Chronic pain is quintessentially and profoundly subjective and personal, felt only by the person experiencing it. Pain’s invisibility to everyone but the sufferer is likely one of the reasons why pain is so controversial in medicine and in society overall.
At IAPHS 2021, we convened the session “Politics, Policy, and Chronic Pain” to bring together leading experts in history, sociology, and demography of chronic pain to enrich our understanding of chronic pain from an interdisciplinary set of perspectives.
Dr. Keith Wailoo, a historian at Princeton University, shared the highlights of his tour-de-force book Pain, A Political History, where he examined how the political environment in the U.S. since the mid-20th century has shaped the politics of chronic pain and chronic pain treatment. Pain is personal but, as Dr. Wailoo documents with exceptional detail, it is also partisan. Courts and judges and politicians have contributed to our understanding of when pain is deserving of treatment and disability benefits as much, if not more, than physicians and patient advocates have. Over the past seven decades, liberal tendencies within U.S. politics and medicine justified pain relief in the name of social justice and compassion, while conservative impulses were concerned with the fears of addiction, malingering, and the economic and social costs and consequences of providing pain relief, especially within the context of disability payments. Thus, chronic pain has played a central role in the liberal and conservative political clashes and policy developments over decades.
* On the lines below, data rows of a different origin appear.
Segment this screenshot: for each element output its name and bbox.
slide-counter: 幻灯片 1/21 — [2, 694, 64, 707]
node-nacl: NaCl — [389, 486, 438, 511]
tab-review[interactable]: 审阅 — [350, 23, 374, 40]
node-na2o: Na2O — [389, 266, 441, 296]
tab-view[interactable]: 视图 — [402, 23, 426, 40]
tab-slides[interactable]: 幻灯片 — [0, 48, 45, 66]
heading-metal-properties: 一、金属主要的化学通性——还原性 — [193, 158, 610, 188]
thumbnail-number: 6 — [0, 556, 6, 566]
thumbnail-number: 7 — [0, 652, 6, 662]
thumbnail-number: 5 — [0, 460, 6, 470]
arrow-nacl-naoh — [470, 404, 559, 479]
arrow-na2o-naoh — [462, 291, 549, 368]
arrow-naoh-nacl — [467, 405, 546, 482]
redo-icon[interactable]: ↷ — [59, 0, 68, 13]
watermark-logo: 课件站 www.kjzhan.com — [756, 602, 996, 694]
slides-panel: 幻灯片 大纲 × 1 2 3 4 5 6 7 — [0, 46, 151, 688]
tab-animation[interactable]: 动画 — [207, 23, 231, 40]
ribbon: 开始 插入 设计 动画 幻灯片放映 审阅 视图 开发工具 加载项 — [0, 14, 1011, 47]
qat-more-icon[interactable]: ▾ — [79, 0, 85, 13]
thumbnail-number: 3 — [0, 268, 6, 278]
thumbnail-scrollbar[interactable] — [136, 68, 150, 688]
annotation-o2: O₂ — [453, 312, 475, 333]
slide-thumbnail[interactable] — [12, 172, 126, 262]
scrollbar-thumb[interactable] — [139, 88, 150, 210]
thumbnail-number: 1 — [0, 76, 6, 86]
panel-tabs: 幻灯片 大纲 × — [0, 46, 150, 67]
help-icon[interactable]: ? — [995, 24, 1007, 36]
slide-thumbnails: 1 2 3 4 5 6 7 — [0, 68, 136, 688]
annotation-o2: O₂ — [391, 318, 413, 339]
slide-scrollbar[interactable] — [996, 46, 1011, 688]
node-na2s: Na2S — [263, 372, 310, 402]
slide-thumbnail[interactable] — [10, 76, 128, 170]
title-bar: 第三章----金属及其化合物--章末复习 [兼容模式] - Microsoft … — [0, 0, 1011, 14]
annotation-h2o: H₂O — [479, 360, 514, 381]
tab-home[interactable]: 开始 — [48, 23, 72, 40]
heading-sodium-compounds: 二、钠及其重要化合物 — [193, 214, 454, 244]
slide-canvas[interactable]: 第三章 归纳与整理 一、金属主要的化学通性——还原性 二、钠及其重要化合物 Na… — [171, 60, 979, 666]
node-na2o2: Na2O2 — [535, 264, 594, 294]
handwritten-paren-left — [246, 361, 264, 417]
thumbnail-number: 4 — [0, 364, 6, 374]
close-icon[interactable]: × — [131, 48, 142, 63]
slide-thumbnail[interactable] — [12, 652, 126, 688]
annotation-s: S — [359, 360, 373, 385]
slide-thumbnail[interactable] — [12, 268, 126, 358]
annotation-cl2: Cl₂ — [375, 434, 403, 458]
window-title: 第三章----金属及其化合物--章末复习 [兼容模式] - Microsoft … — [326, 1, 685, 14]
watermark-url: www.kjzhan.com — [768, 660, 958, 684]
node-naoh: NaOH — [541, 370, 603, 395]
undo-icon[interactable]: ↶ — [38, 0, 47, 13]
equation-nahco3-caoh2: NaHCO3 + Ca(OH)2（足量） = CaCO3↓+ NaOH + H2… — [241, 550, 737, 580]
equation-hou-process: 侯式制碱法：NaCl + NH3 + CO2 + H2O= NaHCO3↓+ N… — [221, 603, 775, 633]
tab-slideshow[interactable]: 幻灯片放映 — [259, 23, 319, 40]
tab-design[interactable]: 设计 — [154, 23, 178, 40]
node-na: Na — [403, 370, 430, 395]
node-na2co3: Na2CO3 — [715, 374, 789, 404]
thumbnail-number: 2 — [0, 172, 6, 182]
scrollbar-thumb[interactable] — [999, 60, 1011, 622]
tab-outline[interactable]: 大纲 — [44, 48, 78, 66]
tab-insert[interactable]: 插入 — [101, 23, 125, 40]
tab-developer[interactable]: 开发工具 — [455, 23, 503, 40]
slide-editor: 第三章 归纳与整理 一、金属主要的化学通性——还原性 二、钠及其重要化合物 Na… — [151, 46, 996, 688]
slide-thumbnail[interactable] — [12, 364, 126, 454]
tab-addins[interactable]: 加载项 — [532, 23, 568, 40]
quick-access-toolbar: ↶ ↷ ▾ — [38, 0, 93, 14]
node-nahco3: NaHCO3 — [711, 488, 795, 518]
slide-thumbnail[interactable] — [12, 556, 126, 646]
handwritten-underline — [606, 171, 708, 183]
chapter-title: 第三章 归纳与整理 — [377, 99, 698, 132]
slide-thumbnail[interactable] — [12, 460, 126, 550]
Dr. Jane Pryma (University of Connecticut) discussed material from her book in progress, and further discussed how institutional factors within health care systems and the medical profession interplay with societal forces to produce potentially drastically different treatment options for pain patients. Chronic pain is intractable: It is notoriously difficult to treat. One treatment option, a multimodal, multidisciplinary clinic that combined pharmaceutical, surgical, physical, occupational, and psychological therapy, has been shown to be superior to all others. In the U.S., these multidisciplinary clinics were relatively plentiful in the late 20th century (about 1,000 in 1999), but nearly disappeared by 2011, with only 150 remaining. The clinics have been replaced with opioid-focused treatment, which heavily drove the supply side of the opioid crisis. A fascinating counterpoint is in France, where the multidisciplinary clinics during the same time period held up and even increased in number. Dr. Pryma identified France’s centralized, tax-based health care system, strong physician unions, doctors’ autonomy, and the presence of medical professionals in the French legislatures as the key drivers that supported these clinics. Many of these same features remain absent in the U.S., which has left American pain sufferers and their doctors without access to adequate treatment and encouraged a heavier reliance on opioids.
Dr. Hanna Grol-Prokopczyk (University at Buffalo and Mount Saint Vincent University) concluded the session with an important novel demographic analysis that characterized the global distribution of pain and identified key contextual-level drivers of pain. The analysis was based on the invaluable World Health Survey 2002-2004, which includes data from 52 countries on over 200,000 adults. Pain prevalence varies dramatically across countries, as well as within countries across geographic and population segments. China, Myanmar, Laos, and Ireland have the lowest pain prevalence at about 10%, while Morocco, Bangladesh, Turkey, and Brazil are among the countries with the highest pain prevalence at 40% or higher. Women, older, and rural residents had more pain, in full agreement with well-established scientific consensus. The novel finding (as also highlighted in the journal PAIN’s Editorial Choice Award)1 was that countries’ high levels of income inequality and gender inequality, as well as low life expectancy, were all important drivers of pain levels, and also of the inter-country variability. It is particularly intriguing that two dimensions of inequality are related to pain, supporting the Wilkinson and Pickett hypothesis that inequality is detrimental to population health.
Each panelist integrated and emphasized concepts of political decision making, social structures, and social policies on pain and paint treatment. We learned that:
1. Conceptualization and response to pain remains partisan, and is also tied to broader interpretations of social deservedness.
2. Pain may be intractable, but treatment options respond to variations social context.
3. Social inequalities structure pain disparities across a global context.
Several interesting ethical and empirical questions remain, highlighting many concepts that have featured prominently in disability politics since the 1950s, yet persist in various forms today.
1. How does society determine which types of pain and whose pain is deserving of recognition and relief?
2. How do we determine what forms of pain and which pain sufferers worthy of sympathy?
3. How does a society deal with ongoing misconceptions and fears of deception and malingering in pain treatment?
4. How have other countries politically retained a multimodal pain clinic approach that was effectively strangled in the U.S.?
5. How have other countries limited the influence of pharmaceutical companies?
6. What are the specific mechanisms linking various forms of social inequalities to pain disparities? And how do these vary across country-level development?
1 Zimmer, Zachary, Kathryn Fraser, Anna Zajacova, and Hanna Grol-Prokopczyk. “A Global Study of Pain Prevalence Across 52 Countries: Examining the Role of Country-level Contextual Factors.” Forthcoming in PAIN.